Does EDI actually have a good business case? Statistics cited by the FCA (see the January 2021 speech by Georgina Philippou: 'Why does the FCA care about diversity and inclusion?'), seem more tentative than clear-cut as to increased EDI being the cause, and improved commercial performance being the effect:
"[McKinsey’s] [How [EDI] Matters] … Report, [from] May 2020,...found that the most ethnically diverse companies are 35% more likely to outperform the least diverse.
… the Race in the workplace: McGregor-Smith review (2017) … the potential benefit to the UK economy from full representation of BME individuals across the labour market, is estimated to be £24 billion a year."
There appear to be some unconvinced by EDI’s financial benefits.
However, there is evidence which suggests that shareholders are increasingly concerned with EDI, irrespective of financial returns. According to a survey of 600 investment professionals globally, including 100 UK participants:
The FCA recognises that shareholders can also be societal or ethical stakeholders: "… for firms to be more purposeful is not just an FCA objective, but is increasingly a broader societal expectation. There are ever more insistent calls for firms and their leaders to step forward on … on [EDI], on ESG (environmental, social and governance issues), … and not just to act so as to optimise profitability …" (DP20/1).
While taking account of EDI metrics may be a growing investment trend, there are potential problems with the quality of data and of the degree of standardisation – and therefore the reliability - of metrics in any quantitative approach.
For instance, McKinsey (see above) say:
but
In short, causality in the EDI business case remains unproven. Proving causality will require firms to emulate the FCA in collecting more granular data, if only to understand and address EDI issues better (see the 'Ethnicity action plan').
Moreover, simply hiring or retaining larger numbers of personnel with diverse characteristics does not necessarily mean more -
As the FCA has highlighted:
In addressing ‘simple metrics’, the FCA has also recognised the multiplicity and complexity of issues that can lie beneath (or belie) headline numbers:
"… black people are not all the same. We have different experiences as a result of background, sexual orientation, gender, having a disability, and so forth." ('Why black inclusion matters to us', April 2021).
When individuals have multiple marginalised identities, they subsequently face layered, and often more challenging, levels of inequality ('intersectionality'). This requires firms’ inclusivity methodologies (e.g. escalation and responsiveness within line management reports and structures, 'town halls' or other discussion forums, and whistleblowing) to be more effective on a broader basis.
In the above speech, the FCA noted that "You cannot have meaningful representation without inclusion – black employees must feel able to speak up and feel like they are being listened to." It’s one thing to recruit diverse talent but something else to enable already marginalised employees to thrive. In short, the FCA is saying that EDI needs to be a key feature of the entirety of a firm's culture.

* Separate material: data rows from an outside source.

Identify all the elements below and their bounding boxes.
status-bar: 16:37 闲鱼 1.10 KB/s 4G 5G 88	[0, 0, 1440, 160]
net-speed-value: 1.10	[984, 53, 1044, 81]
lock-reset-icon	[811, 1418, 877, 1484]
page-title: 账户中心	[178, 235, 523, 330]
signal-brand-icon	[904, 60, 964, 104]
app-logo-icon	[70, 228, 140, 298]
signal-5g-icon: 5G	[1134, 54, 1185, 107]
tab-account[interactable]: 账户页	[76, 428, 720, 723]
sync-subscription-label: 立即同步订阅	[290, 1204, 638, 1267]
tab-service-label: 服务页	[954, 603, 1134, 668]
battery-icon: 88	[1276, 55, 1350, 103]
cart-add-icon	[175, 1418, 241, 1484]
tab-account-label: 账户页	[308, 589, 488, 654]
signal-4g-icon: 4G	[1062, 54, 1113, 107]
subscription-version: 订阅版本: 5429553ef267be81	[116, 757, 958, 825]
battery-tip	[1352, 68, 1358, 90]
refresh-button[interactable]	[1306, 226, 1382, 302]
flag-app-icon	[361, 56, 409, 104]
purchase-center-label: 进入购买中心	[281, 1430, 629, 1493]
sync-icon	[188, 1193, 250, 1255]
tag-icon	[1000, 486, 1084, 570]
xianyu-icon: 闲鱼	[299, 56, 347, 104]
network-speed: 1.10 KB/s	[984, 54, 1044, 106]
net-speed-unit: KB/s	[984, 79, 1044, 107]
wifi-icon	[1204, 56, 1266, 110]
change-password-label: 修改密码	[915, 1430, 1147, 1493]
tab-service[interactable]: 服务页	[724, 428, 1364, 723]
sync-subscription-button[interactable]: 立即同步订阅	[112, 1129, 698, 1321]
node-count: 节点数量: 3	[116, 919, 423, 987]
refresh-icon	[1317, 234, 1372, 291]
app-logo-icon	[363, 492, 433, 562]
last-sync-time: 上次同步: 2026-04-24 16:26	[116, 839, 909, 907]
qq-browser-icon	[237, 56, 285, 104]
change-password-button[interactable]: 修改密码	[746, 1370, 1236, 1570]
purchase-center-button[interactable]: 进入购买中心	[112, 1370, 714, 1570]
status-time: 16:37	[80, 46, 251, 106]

It is clear that, from the FCA's perspective, there is a business case for EDI, even if the case isn't one that is founded on increased short-term shareholder value (see DP20/1 above):
"Consumers who experience firms acting purely and selfishly for profit lose trust and may vote with their feet … and shareholders that are more sensitive to reputational and regulatory risk may decide they want to invest in firms that have healthy and sustainable profits."
Further, the FCA’s obligation to protect consumers overrides shareholder value considerations which might potentially be inconsistent with EDI initiatives. Research by the FCA shows that ”Black adults” are disproportionately represented among vulnerable consumers, putting them at greater risk of financial harm. One may expect these findings to be reflected in the FCA’s supervisory approach moving forward.
Whether or not a firm takes the view that pursuing EDI is a proper end in its own right, there is a clear regulatory impetus that the business case does not involve increasing productivity within a particular timeframe but, as the FCA puts it, involves 'reflecting the society we serve'.